Do what the C.O.S.T. kids did.

  • Start by researching. Go to your local library...use the Internet. (We have links to some great sites on our  resources  page. You need to know the facts before you do anything else. When you know the facts, you can take action.

  • Look around your community. Become aware of the problems. Notice the tobacco advertisements that are plastered on the doors and windows of local stores. When you pass by cigarette vending machines and self service displays think about the children who can easily obtain cigarettes from them. Write the owners of these stores. Ask your parents to write or speak to them. Tell them they are allowing themselves to be used by the tobacco industry and that their practices are hurting children. Ask them to please stop. If that doesn't work tell them that you will take your business elsewhere.(sample letter to store owners)

  • Write or speak to the owners of local restaurants, bowling alleys, skating rinks, and nursery schools that allow smoking. Ask them to make their establishments smoke free. Tell them that an establishment that allows smoking can be as polluted as six busy highways....that its air can be as toxic as that surrounding a landfill. Tell them that children shouldn't be in this type of environment...that no one should be forced to breathe this kind of air. (sample letter to the owners of establishments that allow smoking)

  • Get a group of people who want to help and go before your town council to report the problems in your town. Be prepared with the information you have gathered. ( The C.O.S.T. group prepared by conducting a school survey and by doing compliance checks.) They conducted surveys in town to see how many people wanted smoke free restaurants, as well as surveys to find out how many tobacco ads were in their town.They wrote speeches and collected magazine ads and "junk" put out by tobacco companies.) Please don't do compliance checks (try to buy tobacco products) without adult supervision! A good way to get people to see how many people die every year in the U.S. is to perform a "BB demonstration.)

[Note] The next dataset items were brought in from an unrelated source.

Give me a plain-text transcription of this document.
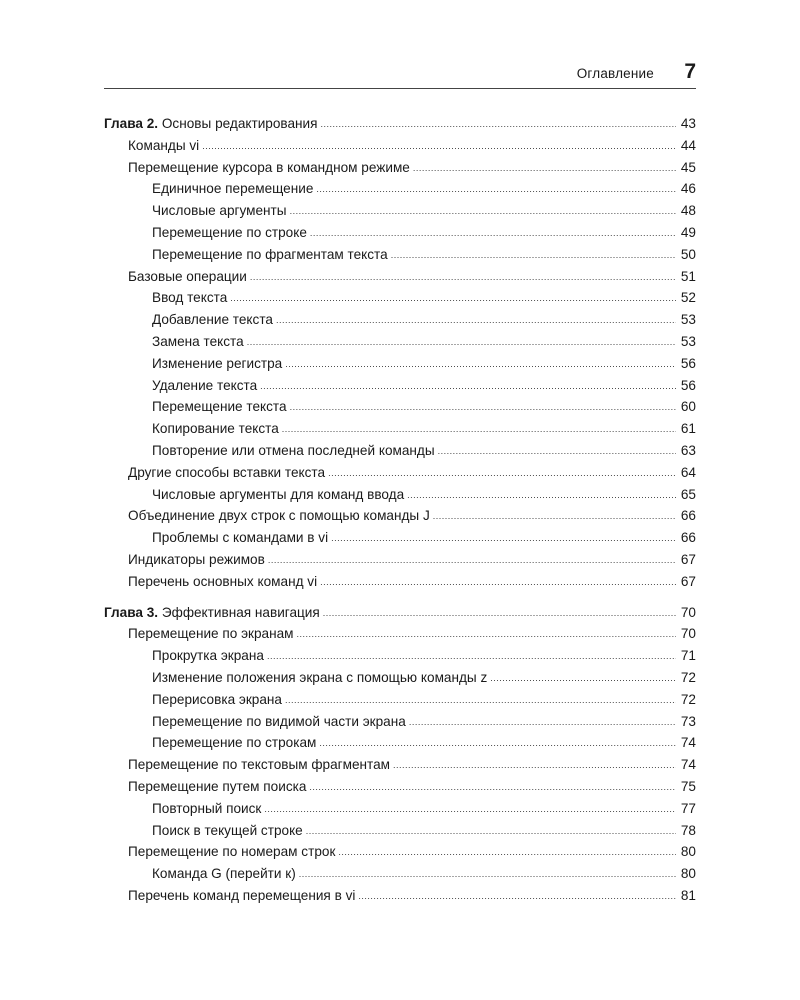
Оглавление 7
Глава 2. Основы редактирования .....	43
Команды vi .....	44
Перемещение курсора в командном режиме .....	45
Единичное перемещение .....	46
Числовые аргументы .....	48
Перемещение по строке .....	49
Перемещение по фрагментам текста .....	50
Базовые операции .....	51
Ввод текста .....	52
Добавление текста .....	53
Замена текста .....	53
Изменение регистра .....	56
Удаление текста .....	56
Перемещение текста .....	60
Копирование текста .....	61
Повторение или отмена последней команды .....	63
Другие способы вставки текста .....	64
Числовые аргументы для команд ввода .....	65
Объединение двух строк с помощью команды J .....	66
Проблемы с командами в vi .....	66
Индикаторы режимов .....	67
Перечень основных команд vi .....	67
Глава 3. Эффективная навигация .....	70
Перемещение по экранам .....	70
Прокрутка экрана .....	71
Изменение положения экрана с помощью команды z .....	72
Перерисовка экрана .....	72
Перемещение по видимой части экрана .....	73
Перемещение по строкам .....	74
Перемещение по текстовым фрагментам .....	74
Перемещение путем поиска .....	75
Повторный поиск .....	77
Поиск в текущей строке .....	78
Перемещение по номерам строк .....	80
Команда G (перейти к) .....	80
Перечень команд перемещения в vi .....	81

  • Tell your borough officials what needs to be done. Present them with petitions that request bans on indoor smoking, vending machines, and self-service displays. (Grown-ups can help you collect the signatures. Don't go door knocking!) Ask your local officials to see that the the law prohibiting tobacco sales to minors is enforced. Explain to them that compliance checks "sting operations" need to be performed to ensure that stores are obeying the law. While you have their attention, ask them to pass an ordinance requiring no smoking in all public buildings.

  • Write your state legislators. Tell them that your state should have a Clean Air Act. Tell them that cigarette vending machines should be a thing of the past, because as long as they exist, the law prohibiting the sale of tobacco products to minors can not be enforced. Let them know that you want to see a higher tax imposed on cigarettes, and that the revenue generated should be used for programs that would educate the young to the dangers of tobacco. Tell them that Massachusetts is doing this and it's working!

  • E-mail your federal legislators. Urge them to pass a law that would prohibit our lawmakers from taking money from the tobacco industry. Tell them that the health of America's children should not be for sale! Tell them to stop subsidizing tobacco farmers. Millions of tax payers' dollars are given each year to farmers who grow tobacco. Tell them that this must end! Insist that all public buildings be smoke-free. Explain how dangerous environmental tobacco smoke is. For e-mail addresses: Representatives / Senators

If you want to write your legislators "snail mail letters," here is the proper form.

Ask for help. Write to a number of the organizations listed under resources.

  • Write editorials to your local paper.

  • Write to the editors of magazines that publish tobacco ads and tell them to stop! Sample letter to magazine editors
    (Addresses of magazines)
     

  • Collect tobacco ads and group them for placement on a banner. Create counter advertisements and share them with others.

  • Create t-shirts of your own design.

  • Collect hand prints on your own "Show of Hands banner".

  • Speak before classes at a school or before organizations like the local PTA, Senior Citizens Groups, the Rotary, or Womens' Clubs. Show them the material you've collected, and tell them what you have learned. You may want to write a play to perform. (The Costkids wrote a played called, "The Trial of the Marlboro Man")

  • When you see someone selling tobacco products to a child under the age of 18 call 1-888-FDA 4 Kids. Tell them where and when you saw the sale take place.

Speak up and send a clear message to our legislators and the tobacco industry!